As an experienced business owner yourself, is there one thing you wish you had known when you started your first business?
When I think back to my first venture (a custom framing business and gallery), I wish I’d taken the time to develop a proper contract for the relationship between me and my then silent business partner. I was naïve and far too trusting of both my partner and the situation. When I came on board, the business had been in operation for about 7 years, had been losing money year-over-year, and was off-center in terms of its creative compass. I had several years experience in the framing business, plenty of contacts in the arts community, energy and enthusiasm to burn, and an unbridled drive to succeed. That’s a powerful combination if you’re in control of most of the factors influencing your potential for success; not so much if you’re not fully informed of your rights in a partnership and the importance of ironing out the specifics of partnership in advance of the rocky times or those times when sales are fast and furious.
My partner was someone known to me (an associate of a good friend) and we crafted a “gentleman’s agreement” concerning my share in the business and how we’d deal with profits and losses. Clearly, I was poorly informed and ill-prepared. When the business was soaring (growing sales and credibility in the marketplace and several solid artist openings) my silent partner sold the business out from under me, without my knowledge or consent. I had no legal recourse; I lost my livelihood and over three years of sweat equity. It was a hard lesson, well learned.
What single piece of advice do you wish more entrepreneurs would follow?
Entrepreneurs comprise many of our society’s dreamers and visionaries. We need those creative, boundary-pushing, risk-taking catalysts to keep the economy stimulated. But alongside their bravado, I’d encourage more thorough analysis of the industry being entered and the specific market they aim to serve so that there is a clear understanding of the niche they occupy and the benefits they bring with their venture. The underpinning of a good advertising and marketing campaign is really knowing your market and understanding how your product or service fits into the competitive landscape. Be very clear about what the need is and what you can deliver. Further to that, understand that the marketplace is fluid; an entrepreneur needs to respond to the shifts and changes in consumers’ appetite and interest for what’s being offered. If you stay connected and aware of your industry’s trends, you’ll be better able to respond to opportunities as they arise.
Do you have any tips for entrepreneurs who feel stuck or like they have hit a wall?

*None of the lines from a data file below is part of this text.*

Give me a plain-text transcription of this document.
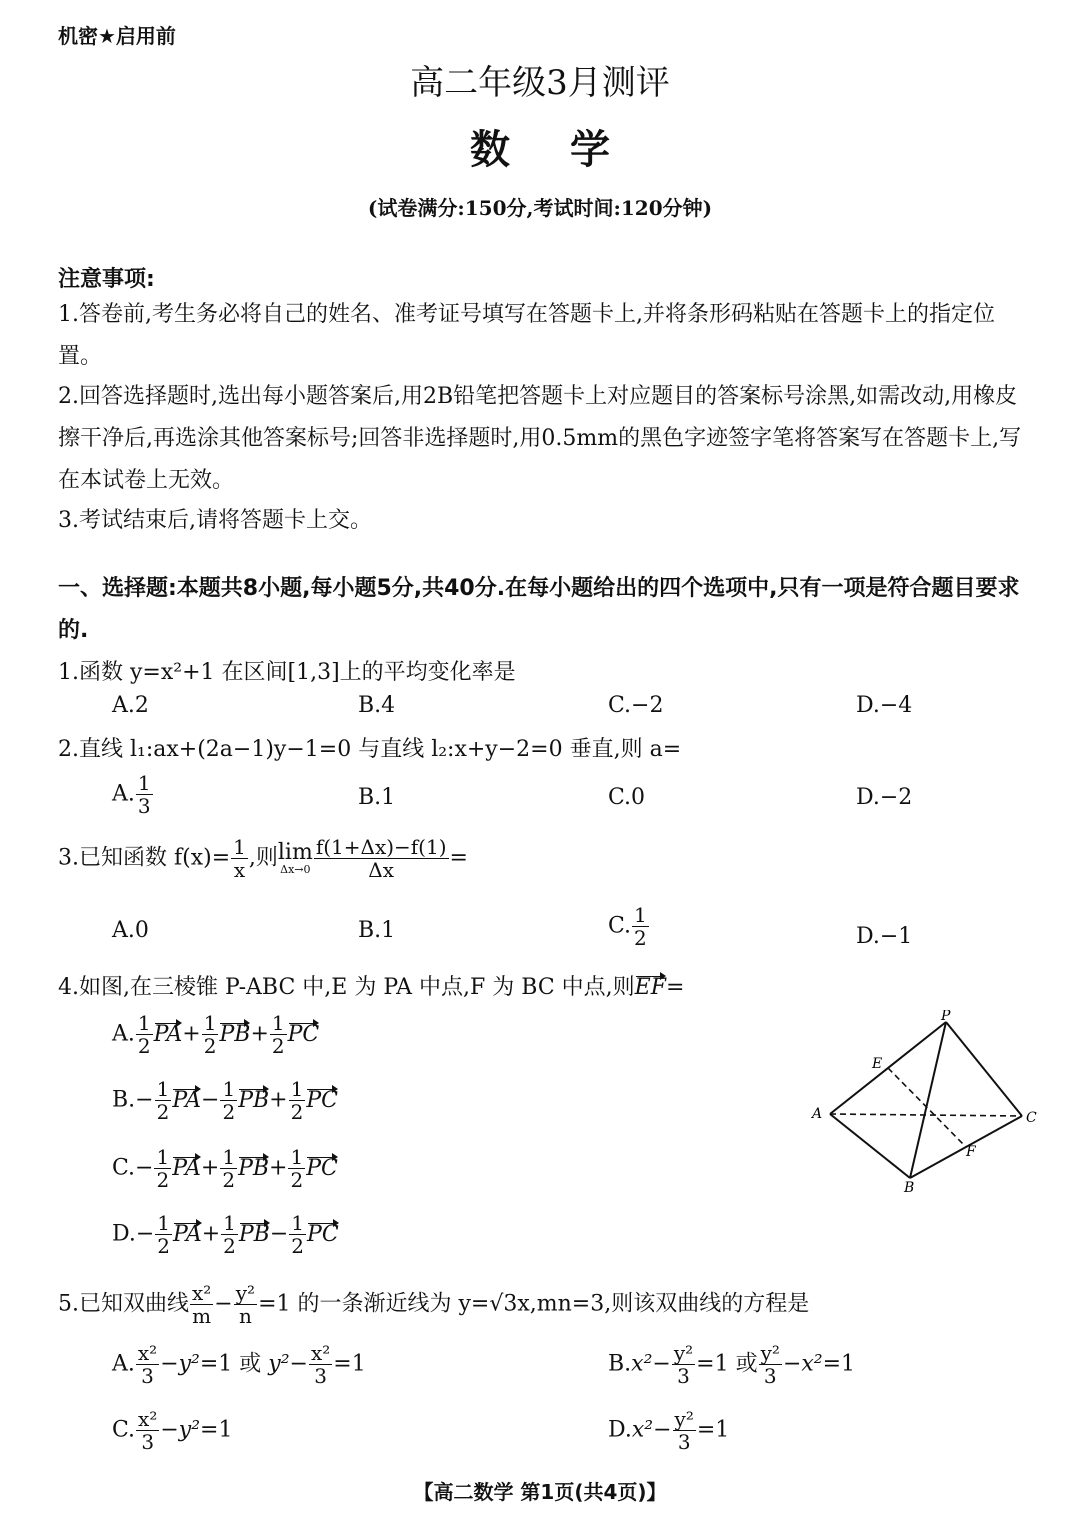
机密★启用前
高二年级3月测评
数学
(试卷满分:150分,考试时间:120分钟)
注意事项:
1.答卷前,考生务必将自己的姓名、准考证号填写在答题卡上,并将条形码粘贴在答题卡上的指定位置。
2.回答选择题时,选出每小题答案后,用2B铅笔把答题卡上对应题目的答案标号涂黑,如需改动,用橡皮擦干净后,再选涂其他答案标号;回答非选择题时,用0.5mm的黑色字迹签字笔将答案写在答题卡上,写在本试卷上无效。
3.考试结束后,请将答题卡上交。
一、选择题:本题共8小题,每小题5分,共40分.在每小题给出的四个选项中,只有一项是符合题目要求的.
1.函数 y=x²+1 在区间[1,3]上的平均变化率是
A.2	B.4	C.−2	D.−4
2.直线 l₁:ax+(2a−1)y−1=0 与直线 l₂:x+y−2=0 垂直,则 a=
A. $\frac{1}{3}$	B.1	C.0	D.−2
3.已知函数 $f(x)= \frac{1}{x}$ ,则 lim
$\Delta x\to 0 \frac{f(1+\Delta x)-f(1)}{\Delta x}$ =
A.0	B.1	C. $\frac{1}{2}$	D.−1
4.如图,在三棱锥 P-ABC 中,E 为 PA 中点,F 为 BC 中点,则EF=
A. $\frac{1}{2} PA+ \frac{1}{2} PB+ \frac{1}{2}$ PC
$B.- \frac{1}{2} PA- \frac{1}{2} PB+ \frac{1}{2}$ PC
$C.- \frac{1}{2} PA+ \frac{1}{2} PB+ \frac{1}{2}$ PC
$D.- \frac{1}{2} PA+ \frac{1}{2} PB- \frac{1}{2}$ PC
P
E
A	C
F
B
5.已知双曲线 $\frac{\text{x²}}{m} - \frac{\text{y²}}{n} =1$ 的一条渐近线为 y=√3x,mn=3,则该双曲线的方程是
A. $\frac{\text{x²}}{3} -y^2=1$ 或 $y^2- \frac{\text{x²}}{3} =1$	$B.x^2- \frac{\text{y²}}{3} =1$ 或 $\frac{\text{y²}}{3} -x^2=1$
C. $\frac{\text{x²}}{3} -y^2=1$	$D.x^2- \frac{\text{y²}}{3} =1$
【高二数学 第1页(共4页)】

One of the aspects of my role at WECM that I enjoy the most is brainstorming with clients around issues related to flagging sales, where to take their business in terms of growth potential, how to highlight key features of their business relative to the competition, or how to connect to their market and promote their product or service more effectively. The open-ended dialogue and the free-flowing idea generation is both invigorating and inspiring. I encourage all my clients to have ongoing conversations with trusted associates (sometimes that may be with a valued employee, a long-standing client, a business mentor, or an advisor like me). Connect with other entrepreneurs both within your industry and outside of it to share ideas, approaches to difficult situations, and proven solutions. Don’t be afraid to ask for input; those shared interactions often help shape the best possible response.
Our last staff member in the spotlight, Heather, wants to know: What is your best time management strategy?
I’m a chronic list-maker. I have a “to-do” document that I keep on my desktop that I review almost daily (okay, sometimes more often than that). I consider the amount of time required for each and put the priority items ahead of those things that can spill over to the next day/week and I always put something I absolutely, positively don’t want to do on the list that I try to get to first. If I plow through the hard-to-do item first, it makes the rest of the list seem that much lighter. Oh…and I strike through the completed tasks and move them to the bottom of the list—it makes the document a lot longer but I get a REAL sense of satisfaction in actually “seeing” what’s been done! Once a month I clear all the strike-through items off and my “to-do” list feels refreshingly short once again (that part really helps keep the exercise from feeling overwhelming or impossible to achieve).
What question should we ask the next Staff Spotlight?
What do you do to stay inspired professionally?